Using a pebble tray to increase humidity is easy to do if you do not have access to a humidifier.
Haworthias are well-known for their ability to grow without being bothered by pests. Mealybugs and spider mites are possible, but they are quite rare.
Those sap-sucking insects cause the leaves to turn brown.
If your Howorthia is infested with mealybugs or spider mites then you can remove them manually or spray neem oil mixing with water. Neem oil works great against those sap-sucking pests.
Overfertilizing plants might cause your haworthia to burn. Fertilizers contain high amounts of different salts that might dehydrate roots which is a process called Reverse osmosis.
Reverse osmosis occurs when the soil salt level surpasses the plant’s salt level, causing chemical burns and dehydration.
The most serious damage occurs in the roots, where the dirt is. Salt in fertilizers can burn roots and hinder water absorption. A plant that cannot absorb water is doomed!
Here are some signs that may cause due to over-fertilization:
- A layer of fertilizer crust the soil’s surface.
- Tip of the leaves and sometimes edges will show burnt symptoms.
- Yellowing Leaves
- Burnt roots will turn dark.
- Haworthia will grow extremely slow.
Now, if you found the above-mentioned symptoms, probably you’ve overfed your haworthia. But you can fix this and here is how:
Scrap away the excess fertilizer from the surface of the soil.
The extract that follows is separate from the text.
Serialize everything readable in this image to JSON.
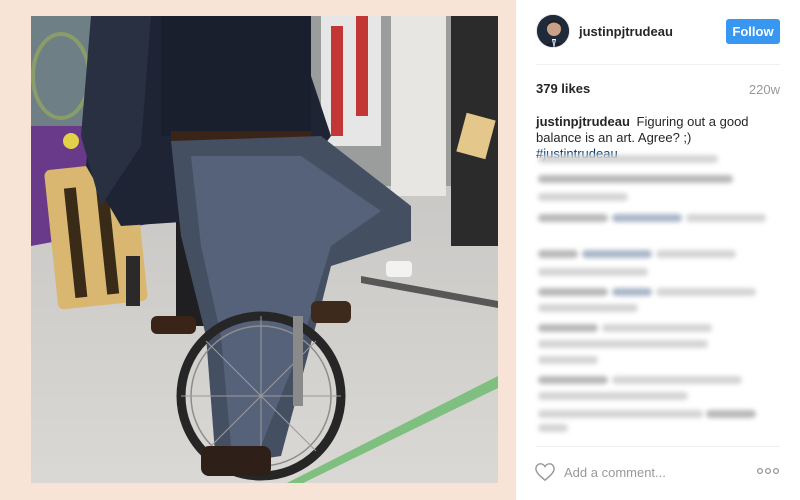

I recommend removing 2-3 inches of soil from the top of the pot. This will save your plant from further stress.
After that remove the brown or burnt leaves because you can not revive them.
Flash out the extra fertilizer from the potting soil with a rinse of freshwater.
Do not fertilize within the next one month. After this, your plant should recover eventually.
I hope this article has helped you understand the causes and solutions of Haworthia leaves turning brown.
Inspect the plant carefully and try to identify the problem and solution following this article. Your Haworthia will perk and again.